Arshad hesitated. This man was not his captain and wore no insignia; even so, he recognized authority. It would be dangerous not to comply.
“Very well,” Arshad began, “I command you to . . .” He broke off, puzzled. “Command you to do what?”
“Are you a guard?” The stranger jerked a thumb at his discarded gear.
“Aye,” replied Arshad uncomfortably. “I am.”
“Then demand my name! My origins! My plans!”

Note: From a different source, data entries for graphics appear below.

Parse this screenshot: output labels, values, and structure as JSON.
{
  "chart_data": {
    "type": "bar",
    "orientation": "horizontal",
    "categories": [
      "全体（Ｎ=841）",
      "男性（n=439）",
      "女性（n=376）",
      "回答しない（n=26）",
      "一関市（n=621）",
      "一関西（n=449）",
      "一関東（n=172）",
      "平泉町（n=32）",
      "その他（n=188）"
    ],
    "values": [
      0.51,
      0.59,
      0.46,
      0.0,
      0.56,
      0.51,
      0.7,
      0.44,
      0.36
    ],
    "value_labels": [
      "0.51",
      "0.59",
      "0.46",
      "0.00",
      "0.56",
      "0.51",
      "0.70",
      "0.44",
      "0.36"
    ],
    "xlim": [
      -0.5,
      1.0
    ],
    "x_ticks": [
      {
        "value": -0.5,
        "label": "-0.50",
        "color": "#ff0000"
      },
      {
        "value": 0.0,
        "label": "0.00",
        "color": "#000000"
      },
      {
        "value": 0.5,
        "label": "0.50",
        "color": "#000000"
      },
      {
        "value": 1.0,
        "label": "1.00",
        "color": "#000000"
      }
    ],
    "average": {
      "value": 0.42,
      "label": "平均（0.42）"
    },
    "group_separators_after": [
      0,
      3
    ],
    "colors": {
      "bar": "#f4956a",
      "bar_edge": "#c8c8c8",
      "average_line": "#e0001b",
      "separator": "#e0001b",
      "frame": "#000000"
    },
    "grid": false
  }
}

Arshad stared blankly, then broke into a grin. He’d been clutching the neck of his wineskin; now, he tucked it in his belt.
“No need for formalities. This is Open Court.” He cast a quick glance at the sun. “Or what’s left of it. Strangers pass in and out freely on these occasions.”
“But what if I’m a Pentacaucus?”
“Whitehair.” The clarification was plain.
A flicker of recognition leapt in Arshad’s eyes.
“A Whitehair on his way to stand in the presence of your King at Open Court.”
The man undid the band at his neck. Shoulder-length hair fell forward, dead white. Sweating profusely now, Arshad ran a tongue over his wine puckered lips.
“The war is over.” He sounded like a coward, even to himself.
“Memory dies a hard death.”
Arshad shrugged. “For some more than other.”
“Aughhh! “The man shoved him, then pulled him back, tearing his shirt.
“There are no men in his city,” said the stranger through clenched teeth.
Arshad felt another shove, this time falling backwards into the dust. The wineskin flew from his belt and landed with a plop, his last swallow pooling near the stranger’s foot.
As the traveler disappeared down the street, Arshad struggled to his feet. His head throbbed, his throat was dry, and his lungs were still struggling for wind. Easy enough to bully a common man like me, he thought sourly, but will you stand against Blatico’s tongue?
Even so, Arshad wasn’t one to hold a grudge. “Hey, there’s a shortcut through Tanner’s Alley!” he called after the board back, his voice raspy. “Turn left at the tavern called The Fish and Eagle and keep going straight until you hit a side road, hardly more than a path. It’s all uphill but it will get you to Castle Ursaulis before dark.”
The stranger gave no indication that he’d heard. He disappeared down the street at a surprisingly fast clip for one so large. Arshad rose to his feet and kicked at his wineskin. He scratched his rump. His clothes were smelly and dirty; he examined the fresh tear in his shirt, then tore it more. The serving wench, Polly, had a sympathetic ear. He touched his jaw tentatively, thinking back on the struggle. It had been a close fight, but not more than he’d expected. Matters could have been settled amicably, but he wasn’t a man to run from a fight. Watch and Ward was his motto, and though his bones ached from it, he was too old to change his philosophy now.
His mind buzzing with embellishments, Arshad sauntered off to The Fish and Eagle. The evening guard would be here soon. If the captain questioned him about leaving early, why, the state of his shirt would be evidence. A terrible fight had occurred!